One of them was very close to the last discovery, in the Argaric levels of this same space between the Almohad wall and the ancient street from the Christian era. On this occasion, it was the grave of a woman aged 25 to 35 years old and approximately 1.58 meters tall, buried with a child aged 14 to 16 years old.
In another of the probes, opened a few meters away, they found under a large stone slab the remains of a man of about 40 years old, who died of a possible “stab» from the front, according to the anthropological study carried out by Iván Sánchez and Eva Urquieta.

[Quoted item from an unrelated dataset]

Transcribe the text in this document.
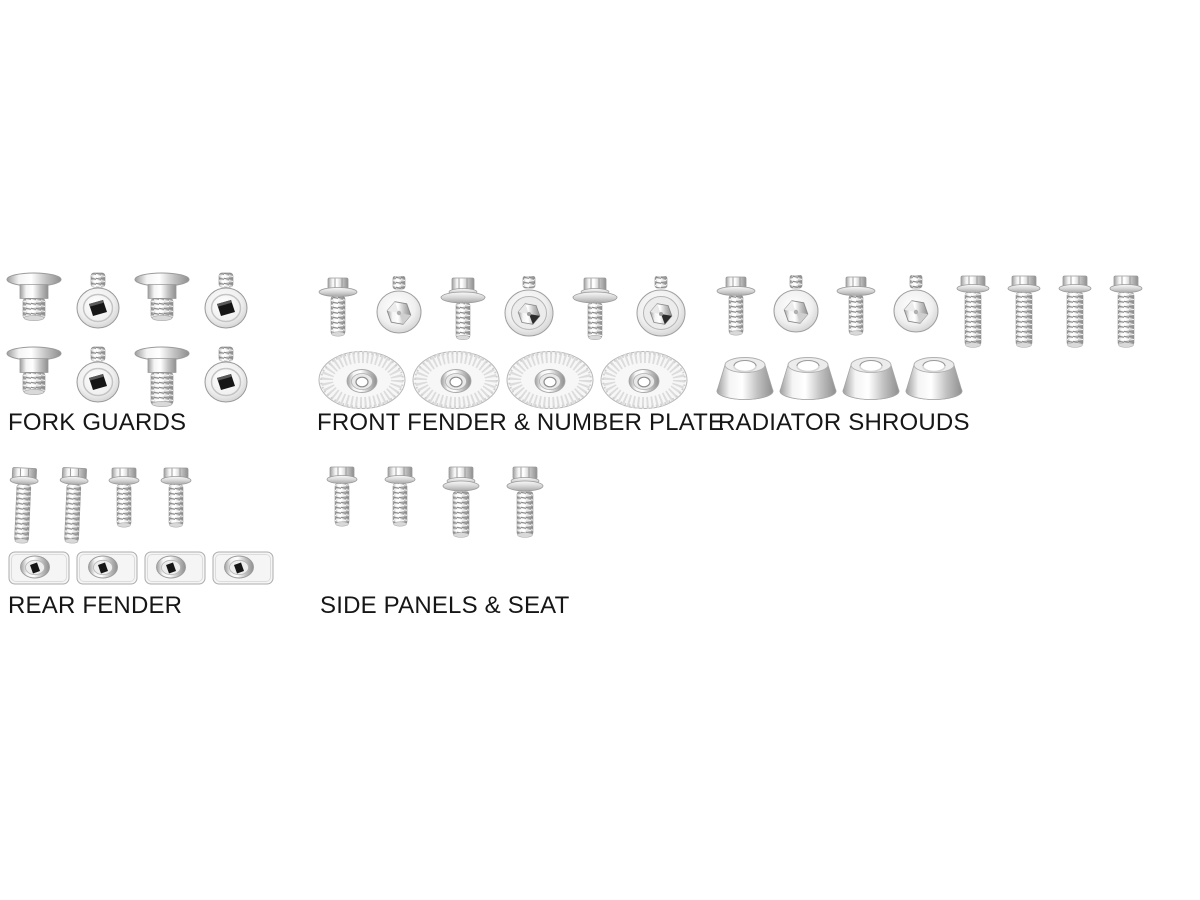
FORK GUARDS	FRONT FENDER & NUMBER PLATE
RADIATOR SHROUDS
REAR FENDER	SIDE PANELS & SEAT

Beneath this individual, who had a metal object embedded between the torso bones, they found the remains of a woman around 40 years old who may have given birth to several children and may have died giving birth to the three- to six-month-old baby buried in a container in the same grave.
Although excavations in the late 1980s and early 1990s uncovered a few burials from this period, “previous knowledge we had about the presence of Argaric populations on the Hill did not suggest the existence of these populations. extraordinary importance remains of the wall that were exhumed”, the researchers noted already during the 2023 campaign and after the last excavations they were reaffirmed. “We are convinced that the entire surface currently unbuilt on the hill is all that was the germ of the city of Baeza and The settlement of the Argaric period will have a very, very large area because we found remains from the lowest to the highest”, emphasizes Sabastro, hoping that this place become an archaeological park. “The city deserves it.”